Hamstrung by the club's new-found adherence to Financial Fair Play, his personnel moves have been questionable at best, culminating last summer when, rather than bolstering a paper-thin back four and a midfield low on quality, he brought in three veteran retreads: Kaka, Alessandro Matri and Valter Birsa. Two bench-warmers on big wages and a guy who, in the past two seasons, had started just eight league games.

Few things happen by accident in this cloak-and-dagger world. And hours after the supporters vented their fury at Galliani, Berlusconi's daughter Barbara came out and made a statement demanding "comprehensive change" at the club.

She wasn't yet five years old when Galliani's Milan won their first European Cup back in 1989. And in recent times she made headlines more for her romance with the club's Brazilian former striker Pato than any particular business or football acumen. But now, still shy of her 30th birthday, she's determined to make her voice heard.

More than most clubs, Milan have emphasised the theme of family. Former players don't ever really go away; they keep floating back and are welcomed with open arms. The men who run the club, have been there forever: commercial director Umberto Gandini, the most recent arrival of the triumvirate at the top (the other two are Galliani and director of football Ariedo Braida) joined in 1993.

And so, the ranks of Milanisti had to take sides. Pippo Inzaghi, the former striker now in charge of the youth team, and Allegri's nemesis, is reportedly with Galliani. Former midfielder Clarence Seedorf, now finishing his career at Botafogo in Brazil, is in the Barbara camp. Both factions are wooing the legendary Paolo Maldini. Ultimately, the patriarch will decide and, for now, it seems Galliani's tenure will come to an end in the summer. But Berlusconi, especially in his old age, has been known to make 180-degree turns in his decision-making.

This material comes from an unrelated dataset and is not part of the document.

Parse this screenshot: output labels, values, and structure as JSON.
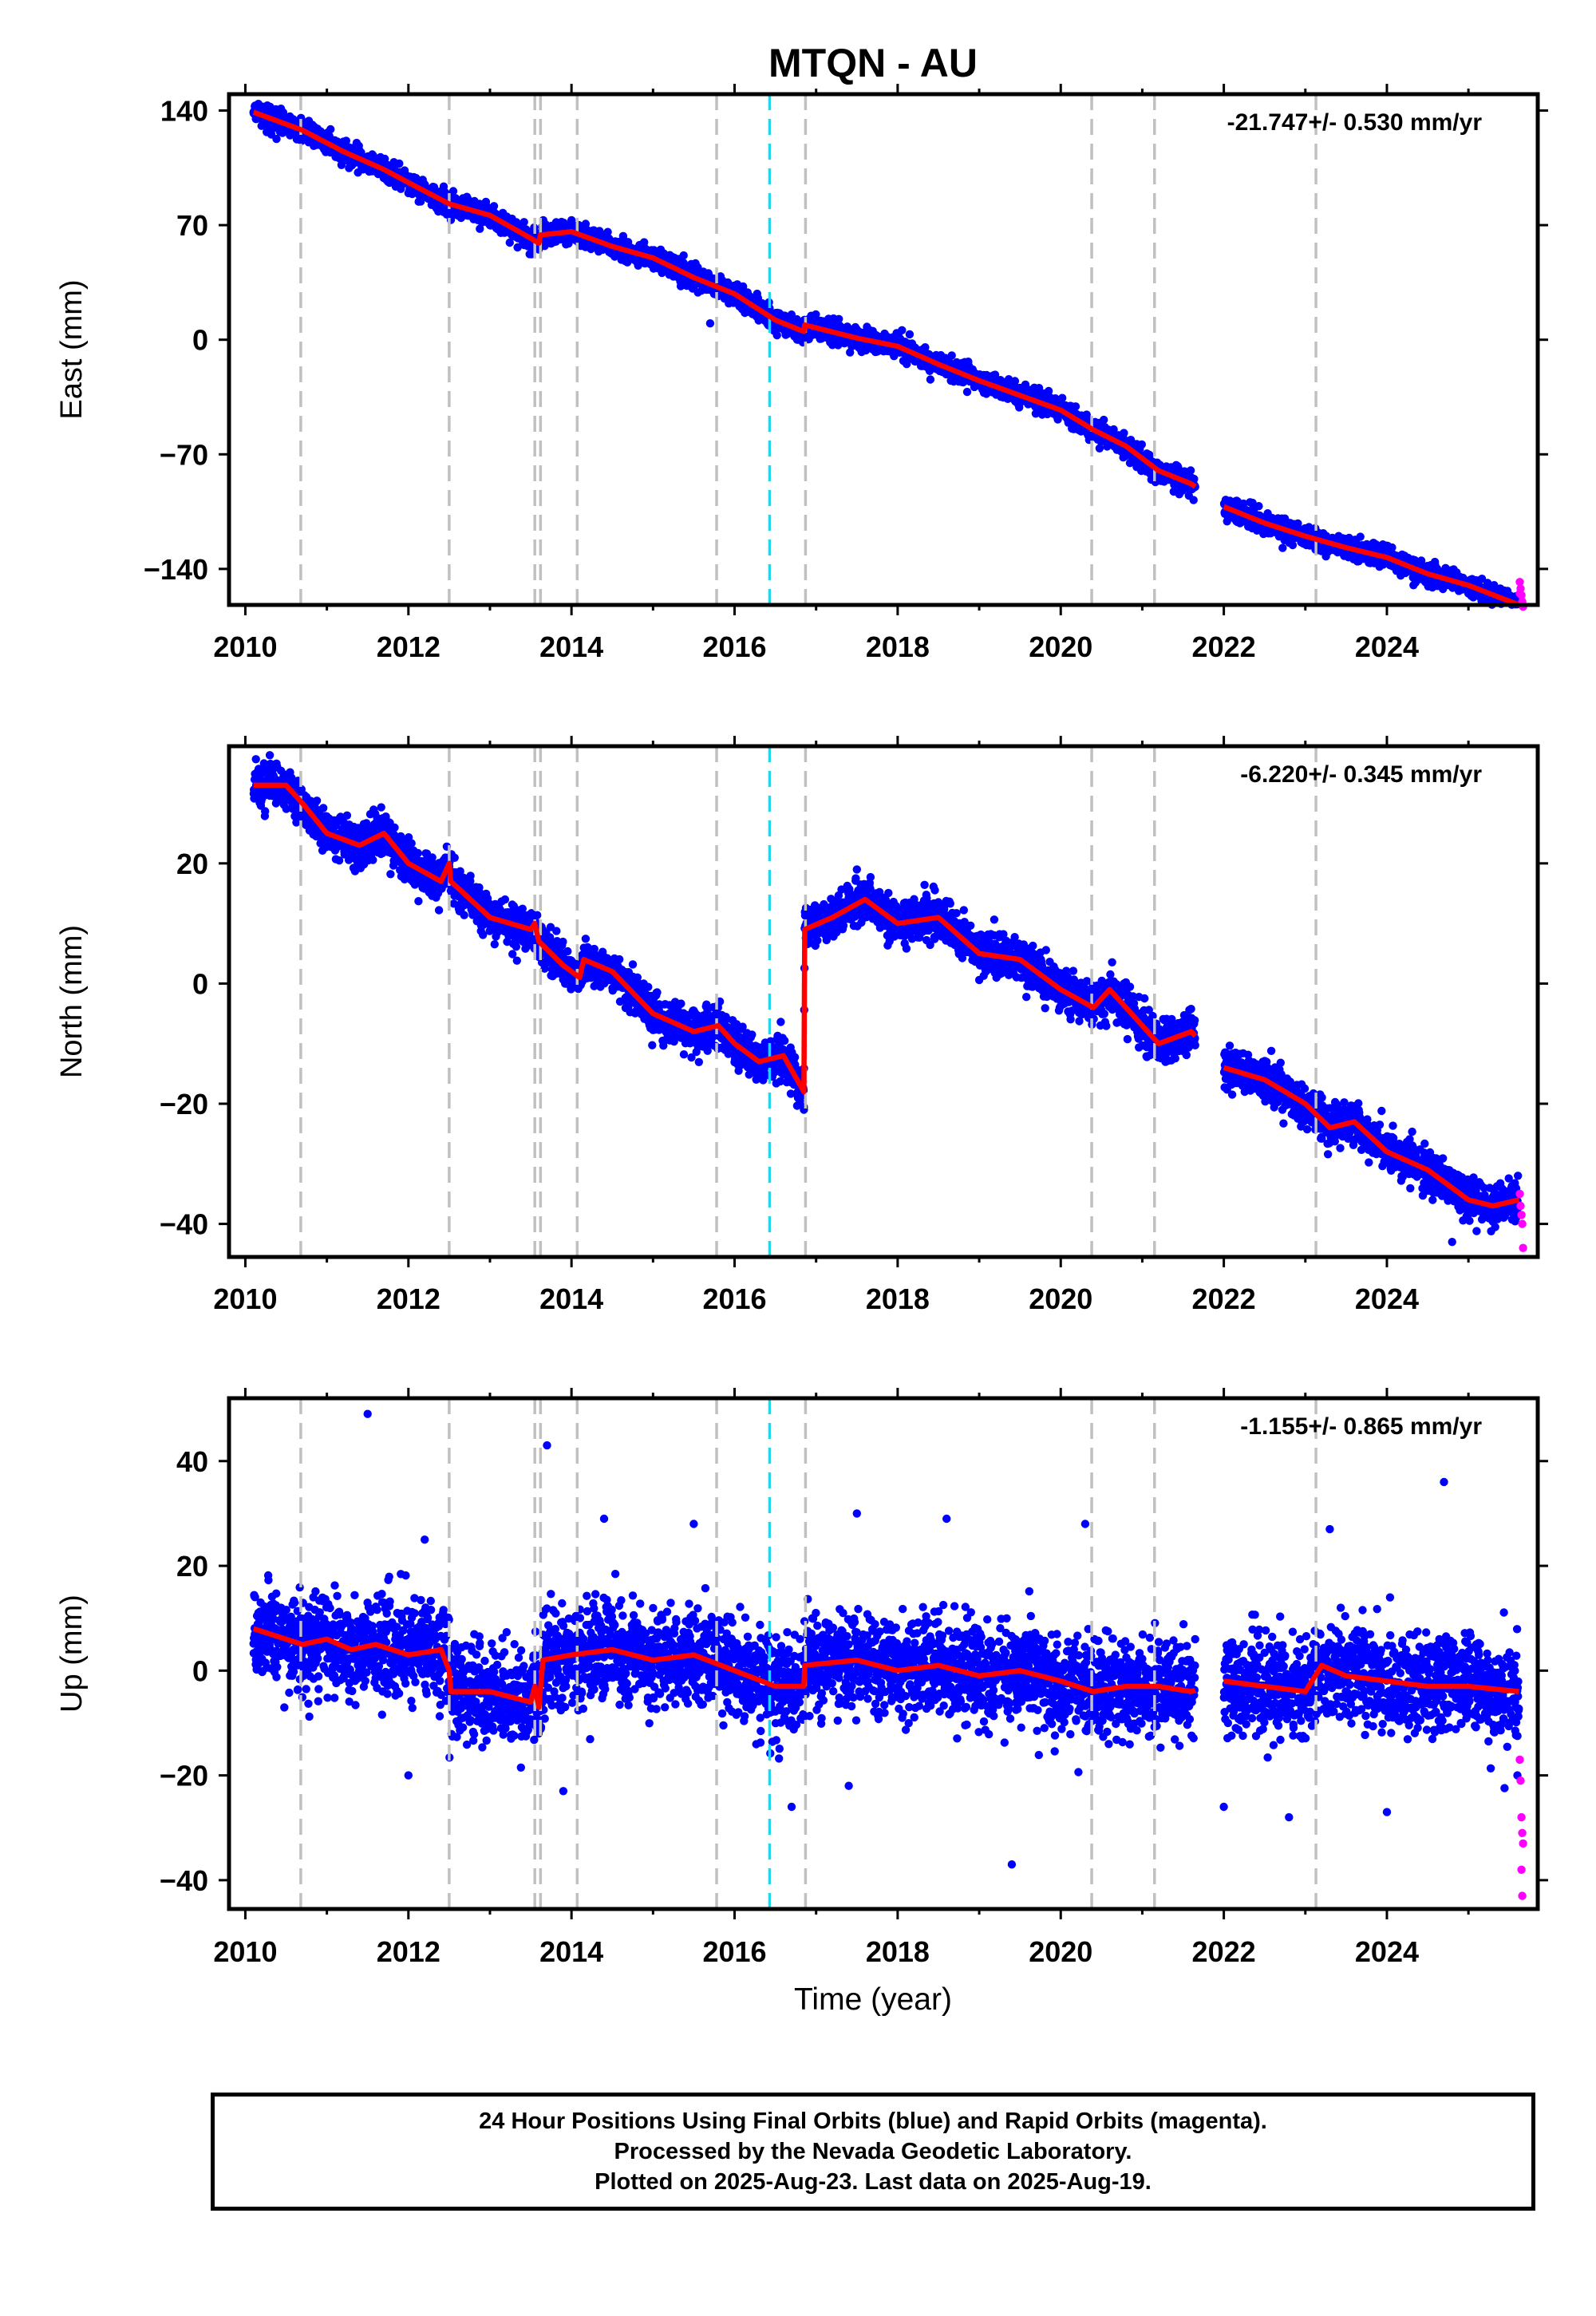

And so Allegri waits, wondering if by avoiding the crossfire he can maybe survive another season. To do that, he knows what he needs to do. A top-three finish and a run in the Champions League. He can take solace from the fact that this time last year Milan were 12th in Serie A and also struggling in Europe but still achieved their objective. The difference is that last season they spent £20 million-plus to pick up Mario Balotelli, who proceeded to score 12 goals in 13 games.

This year, such a mid-season injection seems highly unlikely, though reinforcements of the out-of-contract kind are on their way in the form of Japanese playmaker Keisuke Honda and enigmatic French defender Adil Rami.

And so Allegri needs to pick over the wreckage and try to find a formula that works. Balotelli has been poor this season, with injuries, suspensions and general Mario-being-Mario behaviour limiting him to three goals from open play. Kaka, the supposed saviour, isn't what he was and Allegri has tried several solutions in an attempt to reinvent him: including, bizarrely playing him in front of the back four.

Stephan El Shaarawy, a wunderkind in the first half of last year, has been hurt and has hardly contributed. The same goes for Mattia De Sciglio, another young international at full-back. The back four have looked shaky, forcing the midfield (which, in itself is nothing to write home about) to sit deeper to protect it. And that, in turn, has left an already talent-challenged frontline increasingly isolated.

Allegri has fiddled with schemes and formations but the bottom line is there is only so much you can extract from this squad. He has had to play the pride card a few too many times and when you do that eventually your words start sounding hollow.

As a player, Allegri was known as "Acciughino" - "Little Anchovy" - in part for his rail-thin body, in part for his ability to run into traffic with the ball at his feet, somehow avoiding opposing defenders and squirming his way to safety. Now that he's a manager in charge of his own team, there is more than a little irony in the fact that he's doing pretty much the same thing. And he may yet survive as a result.